Mathematics Versus Society

In an off-hand comment, Taleb begins a sentence with “Mathematicians will try to convince you that their science is useful to society by…”

By this point, I already found faults. First and foremost: how often do mathematicians talk about their usefulness to society? There are many jokes about mathematicians and real life, such as:

Engineers believe their equations approximate reality. Physicists believe reality approximates their equations. Mathematicians don’t care.

The truth is being exaggerated for humour, but asserting their work is useful in the real world is evidently a low priority for mathematicians. It is almost a point of pride. In fact, Taleb himself later quotes Hardy:

The “real” mathematics of the “real” mathematicians…is almost wholly “useless”.

This outlook is not new. Gauss called number theory “the queen of mathematics”, because it was pure and beautiful and had no applications in real life. (He had no way of foreseeing that number theory would one day be widely used in real life for secure communication!)

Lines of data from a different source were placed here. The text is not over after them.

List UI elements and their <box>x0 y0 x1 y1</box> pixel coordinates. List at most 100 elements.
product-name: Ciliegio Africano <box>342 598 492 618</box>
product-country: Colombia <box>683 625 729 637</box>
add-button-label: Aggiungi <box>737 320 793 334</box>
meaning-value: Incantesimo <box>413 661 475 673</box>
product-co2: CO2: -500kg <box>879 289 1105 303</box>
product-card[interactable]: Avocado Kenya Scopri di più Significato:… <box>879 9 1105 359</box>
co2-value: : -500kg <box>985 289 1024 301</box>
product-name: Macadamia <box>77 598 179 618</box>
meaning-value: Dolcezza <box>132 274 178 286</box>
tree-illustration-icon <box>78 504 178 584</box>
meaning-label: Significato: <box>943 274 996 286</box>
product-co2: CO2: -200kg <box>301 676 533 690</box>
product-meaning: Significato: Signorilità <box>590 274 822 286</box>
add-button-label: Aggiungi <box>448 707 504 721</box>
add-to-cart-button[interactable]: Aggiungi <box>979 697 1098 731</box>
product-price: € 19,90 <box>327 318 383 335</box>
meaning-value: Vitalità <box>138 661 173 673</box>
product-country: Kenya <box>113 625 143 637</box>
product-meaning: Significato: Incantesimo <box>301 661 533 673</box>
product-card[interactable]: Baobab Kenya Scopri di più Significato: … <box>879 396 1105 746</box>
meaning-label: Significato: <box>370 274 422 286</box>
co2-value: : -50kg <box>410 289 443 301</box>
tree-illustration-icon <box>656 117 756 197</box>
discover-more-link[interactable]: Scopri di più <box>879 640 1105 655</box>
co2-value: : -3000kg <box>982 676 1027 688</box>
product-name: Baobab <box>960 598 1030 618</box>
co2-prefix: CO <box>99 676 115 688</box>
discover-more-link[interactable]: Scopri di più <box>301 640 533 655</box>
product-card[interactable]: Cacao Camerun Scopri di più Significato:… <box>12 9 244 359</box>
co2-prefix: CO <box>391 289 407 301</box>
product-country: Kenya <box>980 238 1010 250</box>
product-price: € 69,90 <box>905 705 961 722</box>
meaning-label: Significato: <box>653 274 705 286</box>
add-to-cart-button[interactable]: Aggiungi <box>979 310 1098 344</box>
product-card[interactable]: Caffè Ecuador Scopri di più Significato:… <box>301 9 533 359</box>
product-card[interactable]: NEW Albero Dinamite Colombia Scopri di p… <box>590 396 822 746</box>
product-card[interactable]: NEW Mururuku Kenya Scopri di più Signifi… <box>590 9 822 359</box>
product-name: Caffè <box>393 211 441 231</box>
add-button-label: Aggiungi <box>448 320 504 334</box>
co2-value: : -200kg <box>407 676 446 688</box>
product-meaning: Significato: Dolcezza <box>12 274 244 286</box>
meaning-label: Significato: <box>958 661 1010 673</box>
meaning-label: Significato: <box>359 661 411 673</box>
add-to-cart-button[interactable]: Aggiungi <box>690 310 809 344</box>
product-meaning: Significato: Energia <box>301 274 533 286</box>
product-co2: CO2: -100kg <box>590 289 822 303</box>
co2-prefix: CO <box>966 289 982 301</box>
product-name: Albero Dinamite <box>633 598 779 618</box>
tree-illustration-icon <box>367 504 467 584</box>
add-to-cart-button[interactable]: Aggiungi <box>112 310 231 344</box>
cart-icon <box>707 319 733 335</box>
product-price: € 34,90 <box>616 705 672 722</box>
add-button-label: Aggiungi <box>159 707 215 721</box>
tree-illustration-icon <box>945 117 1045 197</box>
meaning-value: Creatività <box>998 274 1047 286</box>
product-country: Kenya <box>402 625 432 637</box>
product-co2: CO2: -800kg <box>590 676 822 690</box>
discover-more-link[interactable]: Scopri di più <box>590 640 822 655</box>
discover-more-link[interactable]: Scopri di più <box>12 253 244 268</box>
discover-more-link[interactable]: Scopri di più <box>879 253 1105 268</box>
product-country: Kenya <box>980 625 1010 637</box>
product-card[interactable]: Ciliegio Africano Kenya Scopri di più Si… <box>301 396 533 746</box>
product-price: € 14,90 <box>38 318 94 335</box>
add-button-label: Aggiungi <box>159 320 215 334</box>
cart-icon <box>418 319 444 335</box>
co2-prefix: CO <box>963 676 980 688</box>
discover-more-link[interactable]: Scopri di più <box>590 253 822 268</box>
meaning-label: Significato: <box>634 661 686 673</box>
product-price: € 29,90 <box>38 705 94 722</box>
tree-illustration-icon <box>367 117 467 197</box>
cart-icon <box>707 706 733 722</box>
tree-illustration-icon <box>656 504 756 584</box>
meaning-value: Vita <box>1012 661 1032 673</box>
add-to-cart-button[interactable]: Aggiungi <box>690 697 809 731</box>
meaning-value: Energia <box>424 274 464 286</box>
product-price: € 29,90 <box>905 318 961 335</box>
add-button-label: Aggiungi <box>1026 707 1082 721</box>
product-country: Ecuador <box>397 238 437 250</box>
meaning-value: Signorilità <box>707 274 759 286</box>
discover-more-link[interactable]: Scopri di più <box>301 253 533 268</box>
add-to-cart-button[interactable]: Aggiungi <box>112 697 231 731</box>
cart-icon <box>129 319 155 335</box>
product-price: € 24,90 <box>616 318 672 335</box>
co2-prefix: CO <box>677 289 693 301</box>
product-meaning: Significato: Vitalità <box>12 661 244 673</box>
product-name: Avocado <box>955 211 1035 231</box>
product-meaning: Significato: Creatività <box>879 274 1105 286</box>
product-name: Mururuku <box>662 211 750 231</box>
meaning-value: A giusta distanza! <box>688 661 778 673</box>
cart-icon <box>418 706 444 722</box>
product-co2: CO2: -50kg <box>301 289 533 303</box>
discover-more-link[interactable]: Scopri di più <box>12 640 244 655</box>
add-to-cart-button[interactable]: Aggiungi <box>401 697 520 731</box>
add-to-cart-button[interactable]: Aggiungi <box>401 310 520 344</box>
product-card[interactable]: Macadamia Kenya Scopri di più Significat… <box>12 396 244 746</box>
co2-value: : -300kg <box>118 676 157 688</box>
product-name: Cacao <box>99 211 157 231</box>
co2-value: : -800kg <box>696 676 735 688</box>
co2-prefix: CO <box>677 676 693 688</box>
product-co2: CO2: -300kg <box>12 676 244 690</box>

But sure, whatever, let’s suppose mathematicians go around trying to convince others that their field is useful to society. [Presumably Hardy would call such a mathematician “imaginary” or “complex”.] They are trivially right. If you try to talk about how useful things are to society, then you’ll want to measure and compare usefulness of things, all the while justifying your statements with sound logical arguments. Measuring and comparing and logic all lie squarely in the domain of mathematics.

Jumping to Conclusions

So far, I feel the author’s heart is in the right place but his reasoning is flawed. Confirmation bias is indeed pernicious, and orthodox statistics is indeed erroneous. However, The Black Swan knocks down straw men instead of hitting these juicy targets.

The above are but a few examples of the difficulties I ran into while reading the book. I had meant to pick apart more specious arguments but I’ve already written more than I had intended.

Again, I stress I have not read the whole work, and it may improve in the second half.